Re^2TAL: Rewiring Pretrained Video Backbones for Reversible Temporal Action Localization
This work addresses a memory bottleneck in video analysis for researchers and practitioners, offering an incremental improvement by enabling efficient end-to-end training with existing models.
The paper tackles the challenge of training temporal action localization (TAL) models end-to-end on long videos due to GPU memory constraints, proposing Re^2TAL, a method that rewires pretrained video backbones with reversible modules to clear intermediate activations from memory, achieving state-of-the-art results of 37.01% average mAP on ActivityNet-v1.3 and 64.9% mAP at tIoU=0.5 on THUMOS-14.

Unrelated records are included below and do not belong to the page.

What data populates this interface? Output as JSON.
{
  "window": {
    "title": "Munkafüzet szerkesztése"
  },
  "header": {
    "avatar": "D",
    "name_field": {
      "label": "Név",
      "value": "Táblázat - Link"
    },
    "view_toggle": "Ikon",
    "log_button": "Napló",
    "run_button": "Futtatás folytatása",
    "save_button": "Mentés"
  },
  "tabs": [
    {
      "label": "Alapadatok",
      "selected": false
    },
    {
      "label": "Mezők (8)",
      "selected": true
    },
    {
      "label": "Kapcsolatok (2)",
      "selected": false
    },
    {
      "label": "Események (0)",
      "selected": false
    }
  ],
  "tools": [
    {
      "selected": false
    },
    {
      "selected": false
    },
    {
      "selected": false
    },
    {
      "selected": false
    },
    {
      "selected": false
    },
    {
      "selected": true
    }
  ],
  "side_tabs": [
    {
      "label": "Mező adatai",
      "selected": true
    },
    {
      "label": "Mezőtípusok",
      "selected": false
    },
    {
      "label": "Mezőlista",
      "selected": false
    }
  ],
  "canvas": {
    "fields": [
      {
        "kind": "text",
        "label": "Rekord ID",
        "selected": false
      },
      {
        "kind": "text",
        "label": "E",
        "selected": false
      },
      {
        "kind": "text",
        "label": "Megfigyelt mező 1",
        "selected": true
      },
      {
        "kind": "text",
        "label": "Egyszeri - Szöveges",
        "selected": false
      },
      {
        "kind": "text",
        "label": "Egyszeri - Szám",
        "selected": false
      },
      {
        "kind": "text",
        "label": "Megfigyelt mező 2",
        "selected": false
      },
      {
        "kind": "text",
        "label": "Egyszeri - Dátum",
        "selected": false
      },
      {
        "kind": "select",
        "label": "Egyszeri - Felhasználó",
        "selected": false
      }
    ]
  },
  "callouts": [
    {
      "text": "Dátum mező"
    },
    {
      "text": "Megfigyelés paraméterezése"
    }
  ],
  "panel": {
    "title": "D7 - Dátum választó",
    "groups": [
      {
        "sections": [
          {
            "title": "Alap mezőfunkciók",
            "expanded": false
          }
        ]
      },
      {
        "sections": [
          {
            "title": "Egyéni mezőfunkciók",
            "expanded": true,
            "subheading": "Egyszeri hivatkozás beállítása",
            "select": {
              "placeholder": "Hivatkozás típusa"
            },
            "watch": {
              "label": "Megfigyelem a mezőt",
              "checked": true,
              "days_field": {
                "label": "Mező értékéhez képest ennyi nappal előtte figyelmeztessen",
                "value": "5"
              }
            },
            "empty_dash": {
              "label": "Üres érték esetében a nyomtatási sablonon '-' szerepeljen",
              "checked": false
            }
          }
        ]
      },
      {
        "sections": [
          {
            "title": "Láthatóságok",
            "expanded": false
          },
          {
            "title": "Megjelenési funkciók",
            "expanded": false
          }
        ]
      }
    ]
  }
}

Temporal action localization (TAL) requires long-form reasoning to predict actions of various durations and complex content. Given limited GPU memory, training TAL end to end (i.e., from videos to predictions) on long videos is a significant challenge. Most methods can only train on pre-extracted features without optimizing them for the localization problem, consequently limiting localization performance. In this work, to extend the potential in TAL networks, we propose a novel end-to-end method Re2TAL, which rewires pretrained video backbones for reversible TAL. Re2TAL builds a backbone with reversible modules, where the input can be recovered from the output such that the bulky intermediate activations can be cleared from memory during training. Instead of designing one single type of reversible module, we propose a network rewiring mechanism, to transform any module with a residual connection to a reversible module without changing any parameters. This provides two benefits: (1) a large variety of reversible networks are easily obtained from existing and even future model designs, and (2) the reversible models require much less training effort as they reuse the pre-trained parameters of their original non-reversible versions. Re2TAL, only using the RGB modality, reaches 37.01% average mAP on ActivityNet-v1.3, a new state-of-the-art record, and mAP 64.9% at tIoU=0.5 on THUMOS-14, outperforming all other RGB-only methods.